## Wednesday, January 25, 2017

### Poisoned Poisson

I needed to code up a simple implementation of the probability mass function (PMF) for the boring old Poisson distribution. Five minutes work, or so I thought.

My first cut of the code looked like this:

def poissonWithSmallMean(x: Int, mu: Double): Double = Math.pow(mu, x) * Math.exp(-mu) / factorial(x)

where factorial is a very simple implementation of factorial using tail recursion. I could have implemented in a more efficient manner using caching etc but I wasn't expecting too much trouble.

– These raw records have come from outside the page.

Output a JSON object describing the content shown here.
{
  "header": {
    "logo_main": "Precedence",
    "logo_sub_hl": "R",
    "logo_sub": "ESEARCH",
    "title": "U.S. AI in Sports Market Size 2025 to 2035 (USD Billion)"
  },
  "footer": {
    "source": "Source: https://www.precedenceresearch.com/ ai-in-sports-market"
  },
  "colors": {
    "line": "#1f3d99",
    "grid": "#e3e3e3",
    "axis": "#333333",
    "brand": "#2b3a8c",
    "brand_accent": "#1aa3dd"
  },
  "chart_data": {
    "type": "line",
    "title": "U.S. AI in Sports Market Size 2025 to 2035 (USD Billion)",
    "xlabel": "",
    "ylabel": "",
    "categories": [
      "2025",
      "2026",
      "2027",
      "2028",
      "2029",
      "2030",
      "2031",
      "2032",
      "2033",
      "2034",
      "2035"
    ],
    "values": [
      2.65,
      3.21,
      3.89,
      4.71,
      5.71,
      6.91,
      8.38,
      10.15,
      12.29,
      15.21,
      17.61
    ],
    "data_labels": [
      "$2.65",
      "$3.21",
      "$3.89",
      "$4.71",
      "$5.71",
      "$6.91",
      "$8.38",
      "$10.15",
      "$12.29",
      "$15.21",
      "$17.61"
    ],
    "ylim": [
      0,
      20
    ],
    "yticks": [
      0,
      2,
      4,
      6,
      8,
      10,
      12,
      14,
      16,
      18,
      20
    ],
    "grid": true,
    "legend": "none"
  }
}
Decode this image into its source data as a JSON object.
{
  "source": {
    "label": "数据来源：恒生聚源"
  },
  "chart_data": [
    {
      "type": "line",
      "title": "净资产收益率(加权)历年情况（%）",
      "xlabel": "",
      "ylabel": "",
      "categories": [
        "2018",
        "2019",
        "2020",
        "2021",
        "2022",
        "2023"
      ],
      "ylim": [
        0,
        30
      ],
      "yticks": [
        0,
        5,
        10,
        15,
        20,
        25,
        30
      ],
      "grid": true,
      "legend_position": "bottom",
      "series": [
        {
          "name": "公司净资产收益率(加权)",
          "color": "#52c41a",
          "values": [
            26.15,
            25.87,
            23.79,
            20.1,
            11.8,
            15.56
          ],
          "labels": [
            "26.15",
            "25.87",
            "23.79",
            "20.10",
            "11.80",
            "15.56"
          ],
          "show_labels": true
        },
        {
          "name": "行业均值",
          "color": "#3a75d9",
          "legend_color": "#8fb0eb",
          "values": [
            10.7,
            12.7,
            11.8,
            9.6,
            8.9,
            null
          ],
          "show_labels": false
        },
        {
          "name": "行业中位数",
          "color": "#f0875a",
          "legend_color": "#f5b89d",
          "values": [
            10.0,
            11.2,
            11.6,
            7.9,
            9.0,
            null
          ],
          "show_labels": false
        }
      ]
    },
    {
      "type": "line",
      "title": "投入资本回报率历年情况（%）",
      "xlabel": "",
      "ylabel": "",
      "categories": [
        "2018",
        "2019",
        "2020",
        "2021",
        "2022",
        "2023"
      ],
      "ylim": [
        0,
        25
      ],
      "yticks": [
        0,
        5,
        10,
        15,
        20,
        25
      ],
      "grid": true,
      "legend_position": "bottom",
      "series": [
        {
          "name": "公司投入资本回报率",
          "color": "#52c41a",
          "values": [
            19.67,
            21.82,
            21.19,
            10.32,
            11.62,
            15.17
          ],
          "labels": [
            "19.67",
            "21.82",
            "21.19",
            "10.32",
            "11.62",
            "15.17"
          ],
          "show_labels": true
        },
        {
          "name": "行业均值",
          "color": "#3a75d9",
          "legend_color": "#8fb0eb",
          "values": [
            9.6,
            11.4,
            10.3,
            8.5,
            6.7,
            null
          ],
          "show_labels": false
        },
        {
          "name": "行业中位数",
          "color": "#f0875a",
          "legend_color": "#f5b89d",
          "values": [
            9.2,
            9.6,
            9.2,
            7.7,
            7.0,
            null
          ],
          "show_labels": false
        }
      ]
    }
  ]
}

Going to the excellently named StatTrek to get some test values, my test looked like:

poissonWithSmallMean(10, 12) shouldEqual 0.104837255883659 +- tolerance

and it passed. Great.

Things started getting strange with slightly larger numbers. StatTrek was telling me that with x=998 and mu=999, we should get the modestly-sized answer of 0.0126209223360251. But my code was blowing up.

It's not hard to see why. That factorial goes crazy pretty quickly. Given that the expected value is not particularly large and not terribly small, how do we compute it simply?

The answer is here. It depends on logs. If:

n! = n * (n-1) * (n-2) * ... * 1

then

log n! = log n + log(n-1) + log(n-2) + ... + log(1)

Now, our equation to calculate the PMF looks like this:

def poissonWithLargeMean(x: Integer, mu: Double): Double = {
val logged = (x * Math.log(mu)) - mu - logFactorial(x)
Math.exp(logged)
}

where logFactorial is just a simple implementation of the equation for log n! above. This handles x=998, mu=999 beautifully.

We could start implementing logFactorial in a much more efficient manner by using the Stirling approximation (log n!  n log n). This is a handy equation which incidentally also gives us the limit on comparison sorts. Take a look at John D Cooke's blog in the link above to see how to do this. But this simple solution is fine for me for now.